Cool, crisp autumn weather, perfect for viewing a potential new home, is one explanation for the trend. Another is extra effort by developers to boost their cash flow before the end of the year, in order to pay off suppliers and maturing bank loans. All myths deserve a second glance however — even though these months do tend to see healthy property sales, the seasonal bump is now worth far less than it once was.
This year many real estate developers struggled through what some media gleefully dubbed a “Copper September and Iron October” (铜九铁十tóng jiǔ tiě shí). This slowdown in sales was largely a result of government attempts to cool China’s bubbling property market, combined with broader headwinds to growth like trade tensions and a credit squeeze. The latest round of measures to curb speculation in real estate, rolled out since 2016, has included price caps, reselling restrictions, and higher down-payment ratios and interest rates on mortgages in some cities.
China’s housing market is like a wedding cake, with prices in the four first-tier cities— Beijing, Shanghai, Guangzhou and Shenzhen — many, many times higher than those in the dozens of third or fourth-tier cities. Regulations to cool the market started at the top and have cascaded down the tiers over the last few years, chasing after speculators, and the growth of housing prices has in turn slowed fastest in the bigger cities.
Slack demand this fall forced developers to offer huge promotions, including free cars and lower down-payments. Angry buyers who had just snapped up houses at higher prices duly protested, demanding refunds. When mega-developer Country Garden Holdings slashed prices by up to 30% at two of their projects, its sales centers were mobbed. Property prices in China are highly politically sensitive. While some have made fortunes, the boom has pushed housing prices in big cities increasingly out of reach for most Chinese people. Public discontent has led the government to say repeatedly since 2016 that “houses are for living in, not for speculation.”
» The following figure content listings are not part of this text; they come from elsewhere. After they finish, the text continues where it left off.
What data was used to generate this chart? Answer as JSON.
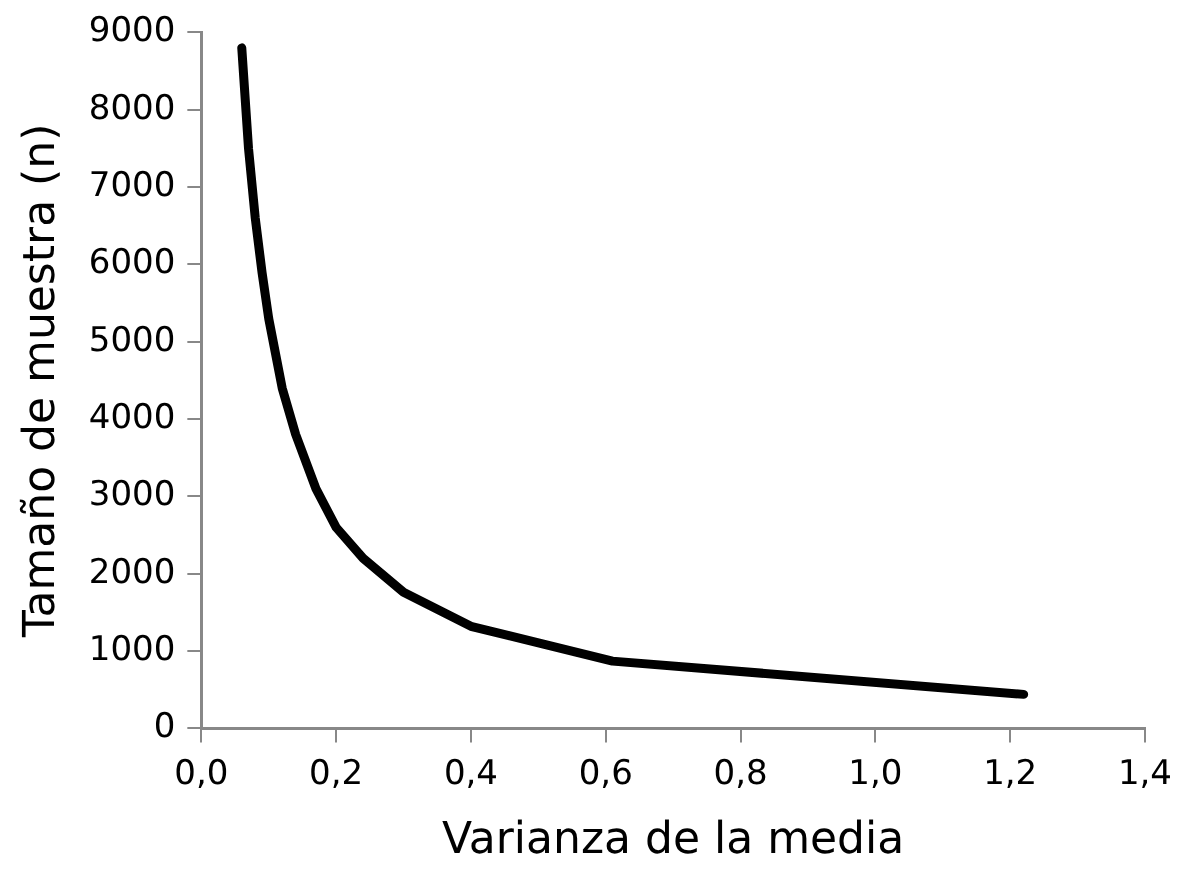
{
  "chart_data": {
    "type": "line",
    "xlabel": "Varianza de la media",
    "ylabel": "Tamaño de muestra (n)",
    "x": [
      0.06,
      0.07,
      0.08,
      0.09,
      0.1,
      0.12,
      0.14,
      0.17,
      0.2,
      0.24,
      0.3,
      0.4,
      0.61,
      1.22
    ],
    "series": [
      {
        "color": "#000000",
        "values": [
          8800,
          7500,
          6600,
          5900,
          5300,
          4400,
          3800,
          3100,
          2600,
          2200,
          1760,
          1320,
          870,
          440
        ]
      }
    ],
    "xlim": [
      0,
      1.4
    ],
    "xticks": [
      {
        "value": 0,
        "label": "0,0"
      },
      {
        "value": 0.2,
        "label": "0,2"
      },
      {
        "value": 0.4,
        "label": "0,4"
      },
      {
        "value": 0.6,
        "label": "0,6"
      },
      {
        "value": 0.8,
        "label": "0,8"
      },
      {
        "value": 1,
        "label": "1,0"
      },
      {
        "value": 1.2,
        "label": "1,2"
      },
      {
        "value": 1.4,
        "label": "1,4"
      }
    ],
    "ylim": [
      0,
      9000
    ],
    "yticks": [
      0,
      1000,
      2000,
      3000,
      4000,
      5000,
      6000,
      7000,
      8000,
      9000
    ],
    "grid": false,
    "legend": false,
    "marker": "none",
    "line_style": "solid"
  }
}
Copper and iron may lack the rich sheen of a precious metal, but they’re still worth something. Next year may be far worse. China Vanke Co. Ltd., one the country’s biggest developers, recently said "survival" was the ultimate goal for the next three years. China International Capital Corp., the largest state-backed investment bank in China, expects a “year of recession” in real estate in 2019. Industry pundits may have to think of some even cheaper materials to express their disappointment come next fall.